There have been no transactions since January 1, 2009 to which we have been a party in which the amount involved exceeded $75,777 (or 1% of the Company’s average total assets for the last two fiscal years) and in which any of our executive officers, directors or beneficial holders of more than 5% of our capital stock had or will have a direct or indirect material interest.
 
SECTION 16(A) BENEFICIAL OWNERSHIP REPORTING COMPLIANCE

Section 16(a) of the Securities Exchange Act of 1934 requires the Company’s executive officers and directors, and persons who own more than ten percent of the Company’s Common Stock, to file with the Securities and Exchange Commission initial reports of ownership and reports of changes in ownership of Common Stock and other equity securities of the Company. Officers, directors and greater than ten percent shareholders (“Insiders”) are required by SEC regulation to furnish the Company with copies of all Section 16(a) forms they file.
 
To the Company’s knowledge, based on a review of the copies of such reports furnished to the Company during the fiscal year ended December 31, 2010, all Section 16(a) filing requirements applicable to Insiders were complied with, except for the following:

 
·
Jim Dorst filed two late reports, each of which was regarding the grant of one stock option.
 
·
Mark McWilliams filed one late Form 4 to report a stock option grant that occurred in 2008 and also reported two sales of common stock in 2009.

 
·
Sheldon Miller filed four late reports: one late Form 3 to report his appointment as a director and three late Form 4s to report (1) the grant of a stock option, (2) his purchase of Units of Series C Preferred Stock and Warrants and (3) his purchase of common stock.  Mr. Miller also filed a Form 5 in 2011 to report common stock ownership and a warrant not previously reported on his original Form 3 filing in 2010.
 
·
Michael P. Oliver filed two late reports: one Form 3 that reported his appointment as an officer and one Form 4 that reported the grant of a stock option.

 
·
Stan Pappelbaum filed a Form 5 in 2011 to report the grant of a 2008 stock option.
 
·
Chet Sievert filed one late Form 4 to report his 2008-2010 sales of common stock and his 2008 grant of a stock option.
 
OTHER INFORMATION

Management knows of no other matters which may be brought before the 2011 Annual Meeting. If any other matters are presented at the meeting on which a vote may properly be taken, the persons named as proxy holders in the enclosed proxy card will vote thereon in accordance with their best judgment.

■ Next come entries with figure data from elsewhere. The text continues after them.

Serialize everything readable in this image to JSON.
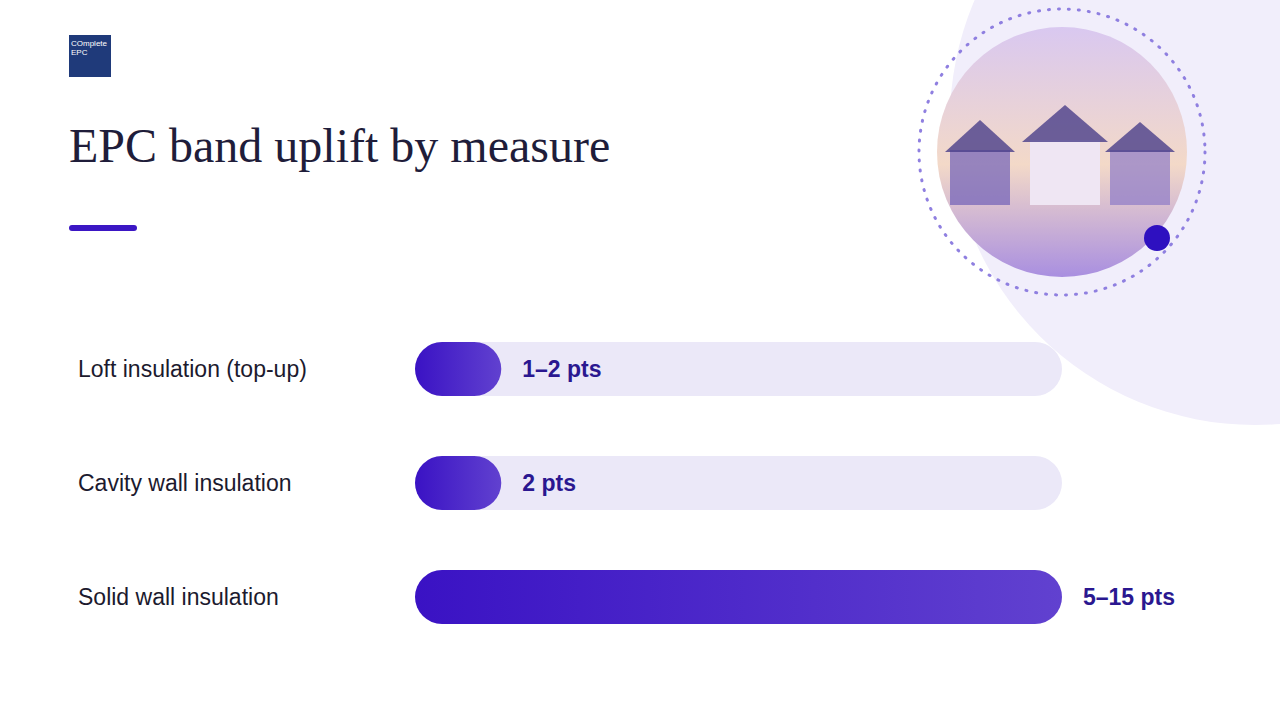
{
  "title": "EPC band uplift by measure",
  "logo": "COmplete EPC",
  "chart_data": {
    "type": "bar",
    "orientation": "horizontal",
    "categories": [
      "Loft insulation (top-up)",
      "Cavity wall insulation",
      "Solid wall insulation"
    ],
    "values": [
      2,
      2,
      15
    ],
    "value_labels": [
      "1–2 pts",
      "2 pts",
      "5–15 pts"
    ],
    "data_labels": true,
    "xlim": [
      0,
      15
    ],
    "tick_labels": "y",
    "grid": false,
    "color": "#3a12c4"
  }
}
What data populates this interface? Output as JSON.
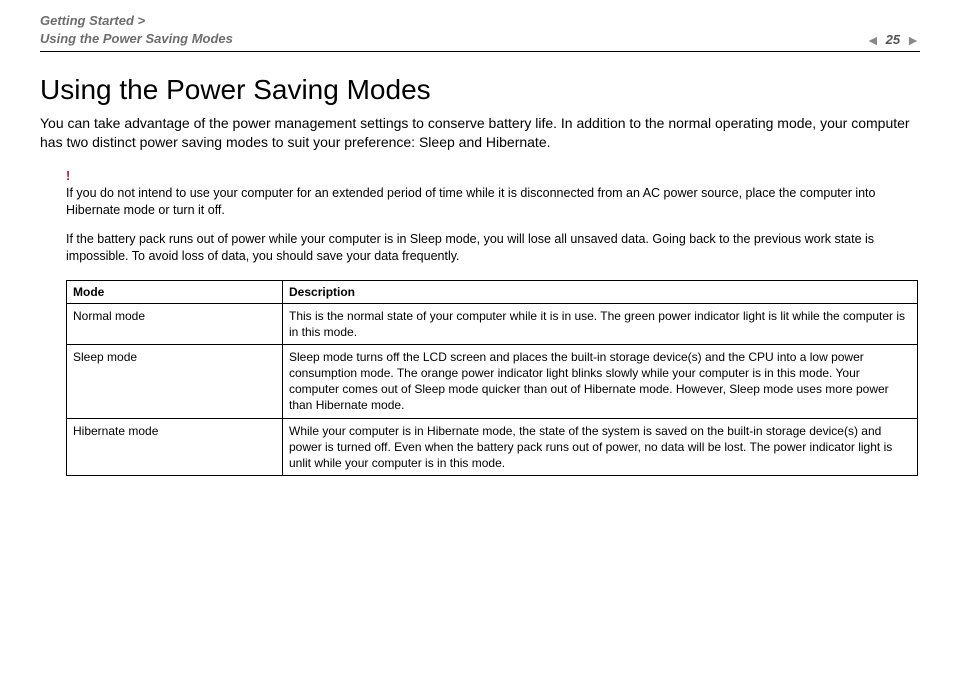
{
  "header": {
    "breadcrumb_line1": "Getting Started >",
    "breadcrumb_line2": "Using the Power Saving Modes",
    "page_number": "25"
  },
  "content": {
    "title": "Using the Power Saving Modes",
    "intro": "You can take advantage of the power management settings to conserve battery life. In addition to the normal operating mode, your computer has two distinct power saving modes to suit your preference: Sleep and Hibernate.",
    "warning_marker": "!",
    "warning_text": "If you do not intend to use your computer for an extended period of time while it is disconnected from an AC power source, place the computer into Hibernate mode or turn it off.",
    "note_text": "If the battery pack runs out of power while your computer is in Sleep mode, you will lose all unsaved data. Going back to the previous work state is impossible. To avoid loss of data, you should save your data frequently."
  },
  "table": {
    "columns": [
      "Mode",
      "Description"
    ],
    "rows": [
      [
        "Normal mode",
        "This is the normal state of your computer while it is in use. The green power indicator light is lit while the computer is in this mode."
      ],
      [
        "Sleep mode",
        "Sleep mode turns off the LCD screen and places the built-in storage device(s) and the CPU into a low power consumption mode. The orange power indicator light blinks slowly while your computer is in this mode. Your computer comes out of Sleep mode quicker than out of Hibernate mode. However, Sleep mode uses more power than Hibernate mode."
      ],
      [
        "Hibernate mode",
        "While your computer is in Hibernate mode, the state of the system is saved on the built-in storage device(s) and power is turned off. Even when the battery pack runs out of power, no data will be lost. The power indicator light is unlit while your computer is in this mode."
      ]
    ]
  },
  "colors": {
    "text": "#000000",
    "muted": "#6d6d6d",
    "accent_red": "#c8102e",
    "border": "#000000",
    "background": "#ffffff"
  }
}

ANNUAL REPORT AND FINANCIAL STATEMENTS

The Company’s Annual Report on Form 10-K, including the Company’s financial statements and the notes thereto for the year ended December 31, 2010, accompanies the delivery of this Proxy Statement.

We will provide a copy of the Form 10-K and/or the Exhibits to the 10-K upon written request and payment of specified fees. The written request for such Form 10-K and/or Exhibits should be directed to Jim Dorst, Chief Financial Officer and Chief Operating Officer, at 11568-11 Sorrento Valley Road, San Diego, CA 92121. Such request must set forth a good faith representation that the requesting party was a holder of record or a beneficial owner of common stock in the Company on June 3, 2011. The 2010 Annual Report on Form 10-K complete with exhibits and the Proxy Statement are also available at no cost through the EDGAR database available from the SEC’s internet site (www.sec.gov).